Justiça dos EUA libera primeira imagem do brumadense Cleber Rizério preso por envolvimento com a Telexfree

Rizério foi preso em 5 de janeiro, após ser flagrado com US$ 17 milhões escondidos em um colchão

Depois de revelar um dos maiores esquemas de pirâmide nos Estados Unidos, brasileiro confessou a sua participação no crime. Cléber Rene Rizério Rocha, natural da cidade de Brumado, no sertão baiano, teria ajudado as autoridades americanas a encontrarem US$ 17 milhões escondidos debaixo de um colchão, assumiu nesta quinta-feira (19) sua tentativa de lavagem do dinheiro relacionado ao esquema.

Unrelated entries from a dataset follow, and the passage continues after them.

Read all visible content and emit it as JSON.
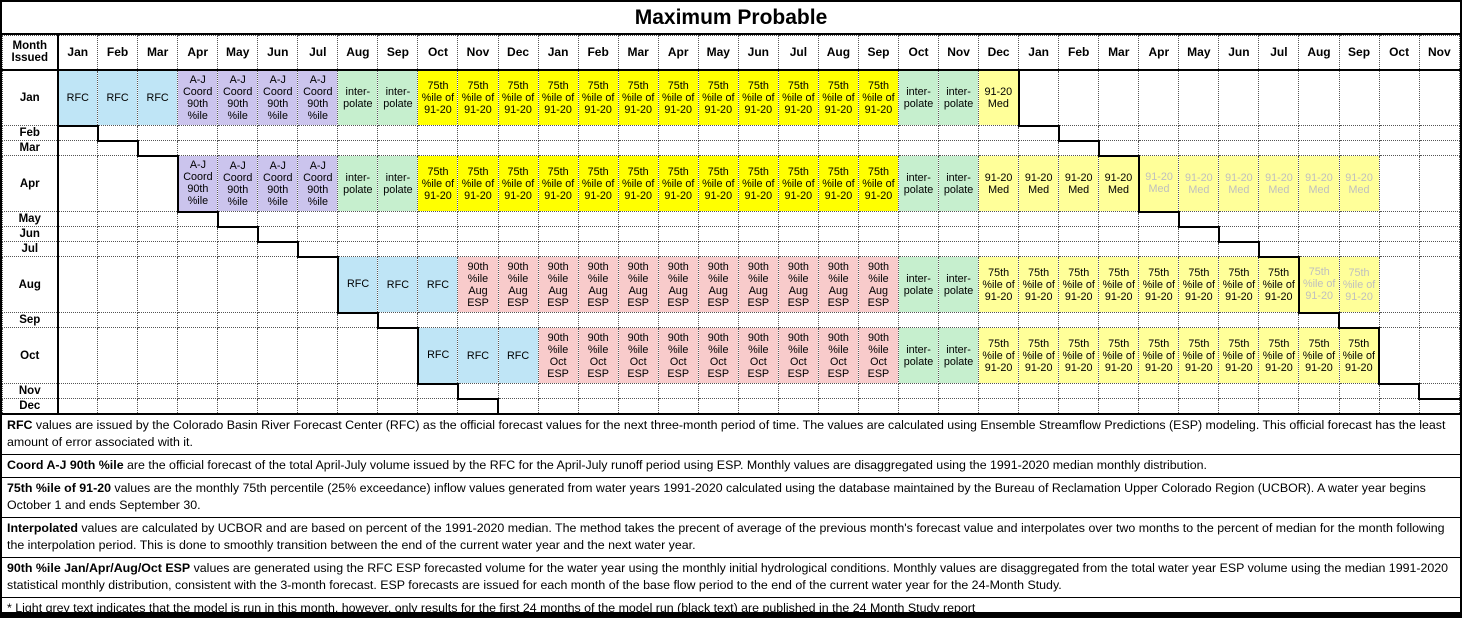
{
  "title": "Maximum Probable",
  "table": {
    "issued_header": "Month Issued",
    "columns": [
      "Jan",
      "Feb",
      "Mar",
      "Apr",
      "May",
      "Jun",
      "Jul",
      "Aug",
      "Sep",
      "Oct",
      "Nov",
      "Dec",
      "Jan",
      "Feb",
      "Mar",
      "Apr",
      "May",
      "Jun",
      "Jul",
      "Aug",
      "Sep",
      "Oct",
      "Nov",
      "Dec",
      "Jan",
      "Feb",
      "Mar",
      "Apr",
      "May",
      "Jun",
      "Jul",
      "Aug",
      "Sep",
      "Oct",
      "Nov"
    ],
    "cell_types": {
      "rfc": {
        "label": "RFC",
        "lines": [
          "RFC"
        ],
        "bg": "#BFE5F6",
        "fg": "#000000"
      },
      "aj_coord": {
        "label": "A-J Coord 90th %ile",
        "lines": [
          "A-J",
          "Coord",
          "90th",
          "%ile"
        ],
        "bg": "#CBC4ED",
        "fg": "#000000"
      },
      "interpolate": {
        "label": "interpolate",
        "lines": [
          "inter-",
          "polate"
        ],
        "bg": "#C6EFCE",
        "fg": "#000000"
      },
      "p75_yellow": {
        "label": "75th %ile of 91-20",
        "lines": [
          "75th",
          "%ile of",
          "91-20"
        ],
        "bg": "#FFFF00",
        "fg": "#000000"
      },
      "p75_pale": {
        "label": "75th %ile of 91-20",
        "lines": [
          "75th",
          "%ile of",
          "91-20"
        ],
        "bg": "#FFFF99",
        "fg": "#000000"
      },
      "p75_pale_grey": {
        "label": "75th %ile of 91-20",
        "lines": [
          "75th",
          "%ile of",
          "91-20"
        ],
        "bg": "#FFFF99",
        "fg": "#BFBFBF"
      },
      "esp_aug": {
        "label": "90th %ile Aug ESP",
        "lines": [
          "90th",
          "%ile",
          "Aug",
          "ESP"
        ],
        "bg": "#F8CBCB",
        "fg": "#000000"
      },
      "esp_oct": {
        "label": "90th %ile Oct ESP",
        "lines": [
          "90th",
          "%ile",
          "Oct",
          "ESP"
        ],
        "bg": "#F8CBCB",
        "fg": "#000000"
      },
      "med": {
        "label": "91-20 Med",
        "lines": [
          "91-20",
          "Med"
        ],
        "bg": "#FFFF99",
        "fg": "#000000"
      },
      "med_grey": {
        "label": "91-20 Med",
        "lines": [
          "91-20",
          "Med"
        ],
        "bg": "#FFFF99",
        "fg": "#BFBFBF"
      }
    },
    "rows": [
      {
        "label": "Jan",
        "tall": true,
        "segments": [
          {
            "from": 1,
            "to": 3,
            "type": "rfc"
          },
          {
            "from": 4,
            "to": 7,
            "type": "aj_coord"
          },
          {
            "from": 8,
            "to": 9,
            "type": "interpolate"
          },
          {
            "from": 10,
            "to": 21,
            "type": "p75_yellow"
          },
          {
            "from": 22,
            "to": 23,
            "type": "interpolate"
          },
          {
            "from": 24,
            "to": 24,
            "type": "med"
          }
        ]
      },
      {
        "label": "Feb",
        "tall": false,
        "segments": []
      },
      {
        "label": "Mar",
        "tall": false,
        "segments": []
      },
      {
        "label": "Apr",
        "tall": true,
        "segments": [
          {
            "from": 4,
            "to": 7,
            "type": "aj_coord"
          },
          {
            "from": 8,
            "to": 9,
            "type": "interpolate"
          },
          {
            "from": 10,
            "to": 21,
            "type": "p75_yellow"
          },
          {
            "from": 22,
            "to": 23,
            "type": "interpolate"
          },
          {
            "from": 24,
            "to": 27,
            "type": "med"
          },
          {
            "from": 28,
            "to": 33,
            "type": "med_grey"
          }
        ]
      },
      {
        "label": "May",
        "tall": false,
        "segments": []
      },
      {
        "label": "Jun",
        "tall": false,
        "segments": []
      },
      {
        "label": "Jul",
        "tall": false,
        "segments": []
      },
      {
        "label": "Aug",
        "tall": true,
        "segments": [
          {
            "from": 8,
            "to": 10,
            "type": "rfc"
          },
          {
            "from": 11,
            "to": 21,
            "type": "esp_aug"
          },
          {
            "from": 22,
            "to": 23,
            "type": "interpolate"
          },
          {
            "from": 24,
            "to": 31,
            "type": "p75_pale"
          },
          {
            "from": 32,
            "to": 33,
            "type": "p75_pale_grey"
          }
        ]
      },
      {
        "label": "Sep",
        "tall": false,
        "segments": []
      },
      {
        "label": "Oct",
        "tall": true,
        "segments": [
          {
            "from": 10,
            "to": 12,
            "type": "rfc"
          },
          {
            "from": 13,
            "to": 21,
            "type": "esp_oct"
          },
          {
            "from": 22,
            "to": 23,
            "type": "interpolate"
          },
          {
            "from": 24,
            "to": 33,
            "type": "p75_pale"
          }
        ]
      },
      {
        "label": "Nov",
        "tall": false,
        "segments": []
      },
      {
        "label": "Dec",
        "tall": false,
        "segments": []
      }
    ]
  },
  "footnotes": [
    {
      "bold": "RFC",
      "rest": " values are issued by the Colorado Basin River Forecast Center (RFC) as the official forecast values for the next three-month period of time.  The values are calculated using Ensemble Streamflow Predictions (ESP) modeling.  This official forecast has the least amount of error associated with it."
    },
    {
      "bold": "Coord A-J 90th %ile",
      "rest": " are the official forecast of the total April-July volume issued by the RFC for the April-July runoff period using ESP.  Monthly values are disaggregated using the 1991-2020 median monthly distribution."
    },
    {
      "bold": "75th %ile of 91-20",
      "rest": " values are the monthly 75th percentile (25% exceedance) inflow values generated from water years 1991-2020 calculated using the database maintained by the Bureau of Reclamation Upper Colorado Region (UCBOR).  A water year begins October 1 and ends September 30."
    },
    {
      "bold": "Interpolated",
      "rest": " values are calculated by UCBOR and are based on percent of the 1991-2020 median.  The method takes the precent of average of the previous month's forecast value and interpolates over two months to the percent of median for the month following the interpolation period.  This is done to smoothly transition between the end of the current water year and the next water year."
    },
    {
      "bold": "90th %ile Jan/Apr/Aug/Oct ESP",
      "rest": " values are generated using the RFC ESP forecasted volume for the water year using the monthly initial hydrological conditions.  Monthly values are disaggregated from the total water year ESP volume using the median 1991-2020 statistical monthly distribution, consistent with the 3-month forecast.  ESP forecasts are issued for each month of the base flow period to the end of the current water year for the 24-Month Study."
    },
    {
      "bold": "",
      "rest": "* Light grey text indicates that the model is run in this month, however, only results for the first 24 months of the model run (black text) are published in the 24 Month Study report"
    }
  ]
}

Acusado pelos procuradores de tentar ajudar a retirar do país o dinheiro que um co-fundador da TelexFree Inc deixou durante a sua fuga das fronteiras americanas, o homem de 28 anos teria assumido a culpa em um tribunal federal de Boston. Além de confessar o seu envolvimento na lavagem do dinheiro, ele admitiu as acusações de conspiração. Para cada crime é prevista uma pena de até 20 anos de prisão. A foto acima foi a primeira liberada pela Justiça dos EUA após a prisão em flagrante de Cléber.

Dinheiro seria de Carlos Wanzeler, criador da pirâmide Telexfree

Mas por sua cooperação com as investigações os procuradores norte-americanos recomendaram a redução na sentença de Cléber Rocha para 40 meses. A decisão deve ser divulgada ainda este ano, em 7 de dezembro. Após cumprir sua sentença ele será deportado e nunca mais poderá entrar nos EUA legalmente. 

Entenda o caso

A polícia americana chegou até o imigrante através de uma investigação sobre a empresa TelexFree, do ramo de telefonia via internet, fundada por um americano, James Merrill, e pelo brasileiro Carlos Wanzeler. Segundo os procuradores, tratava-se de um esquema de pirâmide que gerava uma receita irrisória pela venda dos serviços, mas recebia milhões de dólares de clientes que pagavam para atuar como promotores e publicar anúncios nas redes sociais sobre a empresa. Falida em 2014, a companhia teria infligindo mais de US$ 3 bilhões de prejuízos a quase 1,89 milhão de pessoas no mundo inteiro.

Merril, o sócio americano, foi preso em 2014, condenado a seis anos de prisão pelos mesmos crimes de Rocha (com pena reduzida também por sua cooperação nas investigações). Já o co-fundador brasileiro, Carlos Wanzeler, fugiu para o Brasil e deixou nos Estados Unidos dezenas de milhões de dólares lavados das contas da empresa. Era parte deste montante que Cléber Rocha tentava resgatar.